Katledilen kadınlardan üçünün koruma kararına rağmen hayatını kaybettiğini belirten Durahim, Ceyda Yüksel örneğini gündeme taşıdı. Yüksel’in 2020’de öldürüldüğünü, ancak Yargıtay’ın sapık katile verilen müebbet hapis cezasını “suçun elem ve öfke ile işlendiği” gerekçesiyle 18 yıla indirdiğini hatırlatan Durahim, “Hukuk sistemimiz kadınları değil, katilleri koruma altına almış bulunmakta” ifadelerini kullandı.

“Sıfır tolerans değil, sıfır adalet”

TBMM’deki komisyonların “sıfır tolerans” söylemlerine rağmen iktidarın kadınları koruyamadığını dile getiren Durahim, “2025 yılında bugüne kadar 277 kadın öldürüldü. AK Parti iktidarı kadının adını sadece figüran olarak kullanıyor. Kadına yönelik şiddetin durması adına hiçbir tedbir alınmıyor, bu da failler için cesaret alanı yaratıyor” dedi.

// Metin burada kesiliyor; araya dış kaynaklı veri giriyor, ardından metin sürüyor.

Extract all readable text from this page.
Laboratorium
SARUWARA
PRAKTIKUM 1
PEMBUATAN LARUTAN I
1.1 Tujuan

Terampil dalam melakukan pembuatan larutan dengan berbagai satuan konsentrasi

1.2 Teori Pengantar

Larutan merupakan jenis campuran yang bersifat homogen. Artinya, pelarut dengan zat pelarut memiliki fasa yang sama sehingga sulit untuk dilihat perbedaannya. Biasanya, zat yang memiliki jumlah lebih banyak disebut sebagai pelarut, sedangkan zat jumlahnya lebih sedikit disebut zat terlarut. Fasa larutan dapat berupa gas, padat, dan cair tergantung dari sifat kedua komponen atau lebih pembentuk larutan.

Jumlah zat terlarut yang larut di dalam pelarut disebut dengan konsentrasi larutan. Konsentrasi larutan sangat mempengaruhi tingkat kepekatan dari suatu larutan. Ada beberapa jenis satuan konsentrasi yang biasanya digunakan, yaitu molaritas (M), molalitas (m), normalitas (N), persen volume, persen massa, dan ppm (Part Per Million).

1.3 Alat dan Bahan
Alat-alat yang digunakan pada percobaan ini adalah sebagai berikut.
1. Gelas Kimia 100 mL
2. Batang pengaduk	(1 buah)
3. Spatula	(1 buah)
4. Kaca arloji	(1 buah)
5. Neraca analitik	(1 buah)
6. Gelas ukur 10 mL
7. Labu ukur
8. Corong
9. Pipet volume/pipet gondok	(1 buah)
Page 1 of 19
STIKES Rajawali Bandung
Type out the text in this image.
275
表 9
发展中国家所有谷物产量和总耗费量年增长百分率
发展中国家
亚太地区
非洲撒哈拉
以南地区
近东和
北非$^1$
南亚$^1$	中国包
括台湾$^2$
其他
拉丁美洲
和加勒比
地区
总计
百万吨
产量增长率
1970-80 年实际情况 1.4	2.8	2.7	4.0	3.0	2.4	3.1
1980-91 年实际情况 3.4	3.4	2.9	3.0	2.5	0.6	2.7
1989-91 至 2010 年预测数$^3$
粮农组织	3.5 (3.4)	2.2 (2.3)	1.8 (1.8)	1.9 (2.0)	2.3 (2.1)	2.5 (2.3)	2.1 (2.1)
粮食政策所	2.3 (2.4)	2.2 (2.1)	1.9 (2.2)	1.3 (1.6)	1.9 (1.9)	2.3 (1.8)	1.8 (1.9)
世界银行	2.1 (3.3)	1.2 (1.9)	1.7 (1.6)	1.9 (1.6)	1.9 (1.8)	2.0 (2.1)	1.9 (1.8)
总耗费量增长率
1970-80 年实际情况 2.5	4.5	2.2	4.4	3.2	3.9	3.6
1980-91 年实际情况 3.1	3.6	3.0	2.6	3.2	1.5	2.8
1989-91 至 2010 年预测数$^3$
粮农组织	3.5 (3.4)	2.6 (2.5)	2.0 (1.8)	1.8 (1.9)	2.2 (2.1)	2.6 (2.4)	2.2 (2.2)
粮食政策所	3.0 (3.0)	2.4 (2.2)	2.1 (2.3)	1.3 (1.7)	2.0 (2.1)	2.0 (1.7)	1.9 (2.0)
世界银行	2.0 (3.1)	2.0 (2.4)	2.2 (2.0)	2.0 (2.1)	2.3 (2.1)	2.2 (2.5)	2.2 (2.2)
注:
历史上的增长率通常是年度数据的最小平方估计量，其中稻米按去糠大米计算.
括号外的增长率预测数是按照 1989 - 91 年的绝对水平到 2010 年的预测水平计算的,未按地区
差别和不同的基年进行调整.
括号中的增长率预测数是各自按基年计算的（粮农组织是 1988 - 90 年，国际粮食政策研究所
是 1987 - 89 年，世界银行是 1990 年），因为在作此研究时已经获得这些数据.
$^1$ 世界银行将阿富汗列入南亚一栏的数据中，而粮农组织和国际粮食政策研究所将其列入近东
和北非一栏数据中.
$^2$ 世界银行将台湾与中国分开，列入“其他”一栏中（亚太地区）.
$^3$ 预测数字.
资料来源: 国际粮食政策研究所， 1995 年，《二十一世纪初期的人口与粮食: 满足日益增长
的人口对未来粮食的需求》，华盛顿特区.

Türkiye’nin dünya sıralamasına dikkat çekti

Toplumsal cinsiyet eşitsizliğinin kadın cinayetlerinin temel sebeplerinden biri olduğuna vurgu yapan Durahim, Türkiye’nin 2025 Cinsiyet Eşitliği Endeksi’nde 148 ülke arasında 135. sırada olduğunu hatırlattı. “Suudi Arabistan, Birleşik Arap Emirlikleri ve Endonezya bile Türkiye’nin önünde yer alıyor. Bu tablo, Türkiye’nin ortaçağ karanlığına sürüklendiğinin göstergesidir” dedi.

“Haksız tahrik ve iyi hal indirimleri kaldırılmalı”

6284 sayılı Kanunun tavizsiz uygulanması gerektiğini vurgulayan Durahim, İstanbul Sözleşmesi’ne geri dönülmesini savundu. “Haksız tahrik” ve “iyi hal” indirimlerinin kadın katillerine avantaj sağladığını söyleyen Durahim, “Katil katildir, iyi hali olamaz. Buna derhal son verilmelidir” dedi.

“Kadın güçlü değilse millet de güçlü değildir”

İYİ Parti olarak kadınların yanında olduklarını ifade eden Durahim, “Kadınlar ölmek istemiyor. Eşit, özgür ve demokratik bir yaşam istiyor. Biz, kadınlarımızın yanında olmaya ve mücadelemizi sürdürmeye devam edeceğiz” sözleriyle açıklamasını tamamladı.